Case Study

Clean Label Hot Dog Brought to Market

Challenge:

A customer wanted to create a 100% angus beef hot dog that had the appealing sensory properties and appearance of a competitor’s product, only without the undesirable ingredients. In addition to a label that would allow for “no artificial preservatives”, “natural” and “no added nitrites/nitrates” claims in its country of sale, the product needed to meet the shelf life requirement of 90 to 120 days.

Solution:

To meet the customer’s request for only clean label ingredients, our research and development team worked with our line of clean label preservation and fermentation ingredients, including Accel™ Natural Cure and DuraFresh™, which are comprised of cultured dextrose, dried vinegar and cultured celery.

These ingredients provide traditional cured colour, texture and flavor while maintaining fresh taste over the shelf life of the meat product. In the final product, cultured celery juice and dried vinegar make an appearance on the label while typical preservatives including sodium nitrite and sodium diacetate were not used.

During strict shelf life studies for the hot dogs, these natural solutions demonstrated that product freshness and safety could be maintained for up to 120 days.

 


Results:

A 100% Angus beef hot dog was taken to market with zero artificial preservatives without issues related to shelf life, taste, flavor or appearance.

“Consumers are responding well to the labeling, the elimination of undesirable ingredients and the classic taste, that comes without compromising on shelf life or food safety.
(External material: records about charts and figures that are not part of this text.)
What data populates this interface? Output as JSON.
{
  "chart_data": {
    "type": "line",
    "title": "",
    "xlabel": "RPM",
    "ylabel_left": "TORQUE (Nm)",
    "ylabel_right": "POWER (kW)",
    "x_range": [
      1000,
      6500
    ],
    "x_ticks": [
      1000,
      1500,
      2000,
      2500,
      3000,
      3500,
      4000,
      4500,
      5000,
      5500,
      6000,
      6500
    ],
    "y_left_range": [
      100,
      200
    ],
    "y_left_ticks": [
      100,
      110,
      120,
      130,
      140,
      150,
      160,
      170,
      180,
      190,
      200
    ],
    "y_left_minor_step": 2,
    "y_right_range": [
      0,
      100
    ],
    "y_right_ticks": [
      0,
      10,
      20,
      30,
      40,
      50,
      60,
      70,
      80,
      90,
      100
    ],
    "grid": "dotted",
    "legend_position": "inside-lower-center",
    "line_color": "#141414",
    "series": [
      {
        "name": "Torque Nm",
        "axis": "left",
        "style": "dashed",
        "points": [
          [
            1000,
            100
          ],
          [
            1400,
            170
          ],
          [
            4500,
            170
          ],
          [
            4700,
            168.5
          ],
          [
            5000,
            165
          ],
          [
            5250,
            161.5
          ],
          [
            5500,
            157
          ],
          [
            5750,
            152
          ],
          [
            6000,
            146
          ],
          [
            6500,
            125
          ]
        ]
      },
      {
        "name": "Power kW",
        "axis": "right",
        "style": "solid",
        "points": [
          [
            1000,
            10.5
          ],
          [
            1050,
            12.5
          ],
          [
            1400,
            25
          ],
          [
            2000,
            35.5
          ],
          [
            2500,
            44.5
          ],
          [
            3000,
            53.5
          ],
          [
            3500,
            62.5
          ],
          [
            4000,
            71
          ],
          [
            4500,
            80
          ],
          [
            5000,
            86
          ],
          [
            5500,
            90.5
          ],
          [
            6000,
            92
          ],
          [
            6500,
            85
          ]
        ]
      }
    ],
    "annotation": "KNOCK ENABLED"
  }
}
This clean label product was launched with success and is already adding value for the customer.”

—Renetta Cooper, Kerry Business Development Director



The Kerry Difference:

Our innovative solutions for clean label preservation came into play during this project. Because we were able to use recently developed technologies, development time was shortened which allowed the shelf-study process to start more quickly and ultimately reduced the time to market.